Die Duchoborzen hat man die Quäker der griechischen Kirche genannt; denn gleich den Quäkern glauben sie an eine unmittelbare Einwirkung des heiligen Geistes. Sie besitzen eigentümliche Vorstellungen von den Funktionen der Seele, des Verstandes und des Herzens. Schriftliche Denkmäler, in denen diese Vorstellungen ausgedrückt wären, haben sie indessen keine, sondern bloß mündliche Traditionen, wodurch allerdings manche Dogmen verstümmelt worden sind.

Über die Duchoborzen ist schon viel Interessantes geschrieben worden. So ist die Studie des Professors Nowitzki in Kijew sehr belehrend und genau. Kein Reisender, der Südrussland bereist hat, konnte an diesem Völkchen achtlos vorübergehen; die Deutschen Petzholdt, Karl Koch, Wagner, Erckert, Thielemann widmeten ihnen kleinere und größere Exkurse in ihren Werken. Als die beste Arbeit über die Duchoborzen erscheint mir die Skizze eines ungenannten Offiziers im elften Bande der Baltischen Monatsschrift, welche auf durchwegs eigenen Beobachtungen und Erlebnissen beruht und für meine Mitteilungen über die Duchoborzen als Hauptquelle benutzt wurde, wobei ich einige kleine persönliche Reminiszenzen beifügte.

Da die Duchoborzen eine der wichtigsten und interessantesten Sekten des Zarenreiches bilden, sei es mir gestattet, bei ihnen etwas länger zu verweilen.

Die Duchoborzen selbst leiten die Entstehung ihrer Sekte von den drei Knaben im feurigen Ofen ab, davon der Prophet Daniel Erwähnung tut. Als den Begründer der Sekte nennen sie meist einen gewissen Siluan Kolesnikow, der zu Ende des 18. Jahrhunderte im Dorfe Nikolskoje im Jekaterinoslawschen Gouvernement lebte. Andere dagegen datieren den Ursprung der Duchoborzen, und es scheint nicht mit Unrecht, viel weiter zurück, und lassen Kolesnikow bloß als berühmten Glaubenshelden gelten; denn man glaubt zu wissen, dass schon in früheren Jahrhunderten in den südlichen Gouvernements, wie Tschernigow, Kursk, Charkow, Jekaterinoslaw , Woronesh, Tambow und Haaratow, Duchoborzen lebten und verfolgt wurden. Alexander der Erste ließ ihnen im taurischen Gouvernement im Melitopischen Kreise eine große Strecke unbebauten Landes zu freiem und ruhigem Leben anweisen.

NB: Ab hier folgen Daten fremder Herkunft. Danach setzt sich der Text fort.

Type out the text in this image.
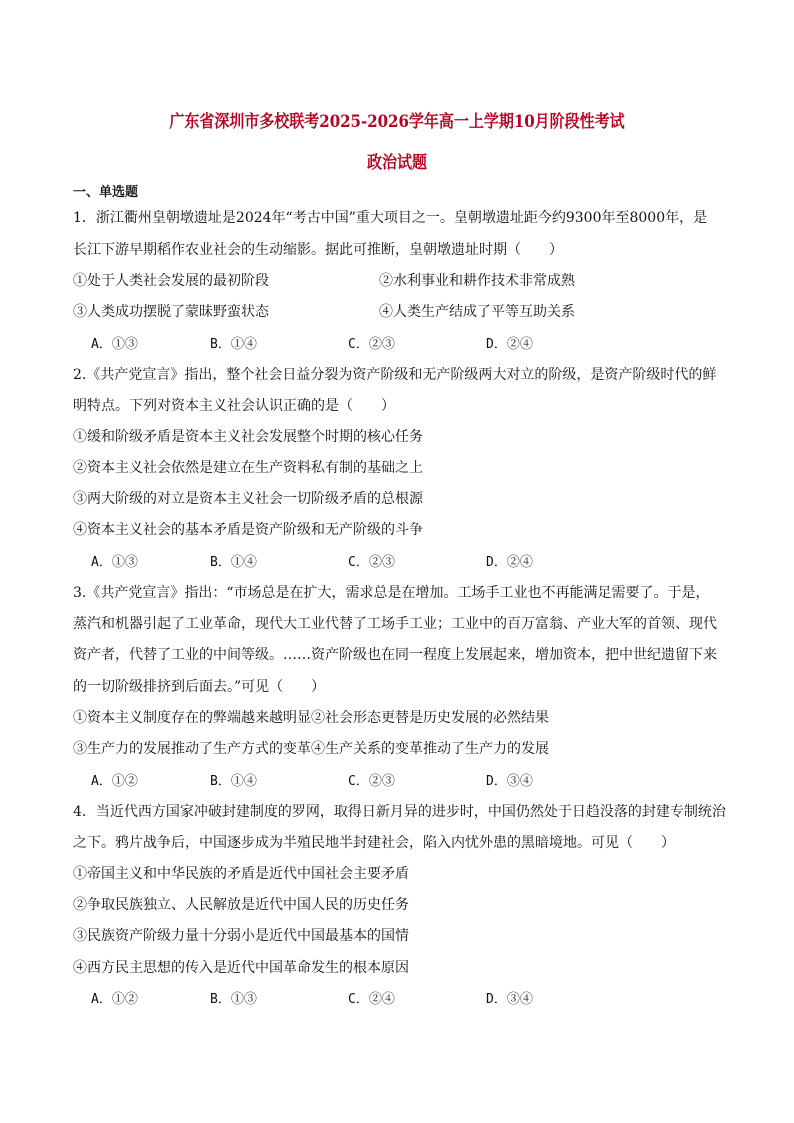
广东省深圳市多校联考2025-2026学年高一上学期10月阶段性考试
政治试题
一、单选题
1．浙江衢州皇朝墩遗址是2024年“考古中国”重大项目之一。皇朝墩遗址距今约9300年至8000年，是
长江下游早期稻作农业社会的生动缩影。据此可推断，皇朝墩遗址时期（　　）
①处于人类社会发展的最初阶段	②水利事业和耕作技术非常成熟
③人类成功摆脱了蒙昧野蛮状态	④人类生产结成了平等互助关系
A．①③	B．①④	C．②③	D．②④
2.《共产党宣言》指出，整个社会日益分裂为资产阶级和无产阶级两大对立的阶级，是资产阶级时代的鲜
明特点。下列对资本主义社会认识正确的是（　　）
①缓和阶级矛盾是资本主义社会发展整个时期的核心任务
②资本主义社会依然是建立在生产资料私有制的基础之上
③两大阶级的对立是资本主义社会一切阶级矛盾的总根源
④资本主义社会的基本矛盾是资产阶级和无产阶级的斗争
A．①③	B．①④	C．②③	D．②④
3.《共产党宣言》指出：“市场总是在扩大，需求总是在增加。工场手工业也不再能满足需要了。于是，
蒸汽和机器引起了工业革命，现代大工业代替了工场手工业；工业中的百万富翁、产业大军的首领、现代
资产者，代替了工业的中间等级。……资产阶级也在同一程度上发展起来，增加资本，把中世纪遗留下来
的一切阶级排挤到后面去。”可见（　　）
①资本主义制度存在的弊端越来越明显②社会形态更替是历史发展的必然结果
③生产力的发展推动了生产方式的变革④生产关系的变革推动了生产力的发展
A．①②	B．①④	C．②③	D．③④
4．当近代西方国家冲破封建制度的罗网，取得日新月异的进步时，中国仍然处于日趋没落的封建专制统治
之下。鸦片战争后，中国逐步成为半殖民地半封建社会，陷入内忧外患的黑暗境地。可见（　　）
①帝国主义和中华民族的矛盾是近代中国社会主要矛盾
②争取民族独立、人民解放是近代中国人民的历史任务
③民族资产阶级力量十分弱小是近代中国最基本的国情
④西方民主思想的传入是近代中国革命发生的根本原因
A．①②	B．①③	C．②④	D．③④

Sie bildeten hier eine Kolonie von 9 Dörfern und vermehrten sich so stark, dass man schon im Jahre 1832 mehr als 800 Familien zählte. Unter der Regierung Nikolays brachen wieder schlimmere Zeiten für sie an, an denen sie freilich selbst nicht schuldlos waren. Sie versagten den Behörden den Gehorsam und wollten keine Rekruten stellen, weil man dabei schwören musste, was aber nach ihren Satzungen verboten war. Die Regierung begnügte sich daher mit einem Ehrenwort statt des Eides. Aber selbst dieses Nachgeben des Staates nützte nichts, die Widerspenstigkeiten wurden immer ärger, worauf 1841 ihre strafweise Übersiedlung nach Transkaukasien befohlen wurde; hier führten sie bis auf den heutigen Tag ein friedliches und glückliches Leben, bis Pobedonoszews wilder Fanatismus sie jäh aufstörte.

Das Land der Duchoborzen, das sogenannte Duchoborje, liegt im westlichen Teil des Achalkalakischen Kreises, auf einer von kahlen Bergen durchkreuzten hohen Ebene.

Das Klima ist hier ziemlich ungesund, namentlich fordert der Typhus alljährlich viele Opfer.

Der Winter herrscht vom September bis März, zuweilen bis April, ist aber sehr mäßig und übersteigt selten 12 Grad Reaumur; die Menge des Schnees dagegen ist sehr bedeutend; derselbe liegt so locker, dass beim geringsten Winde sich Schneegestöber erheben.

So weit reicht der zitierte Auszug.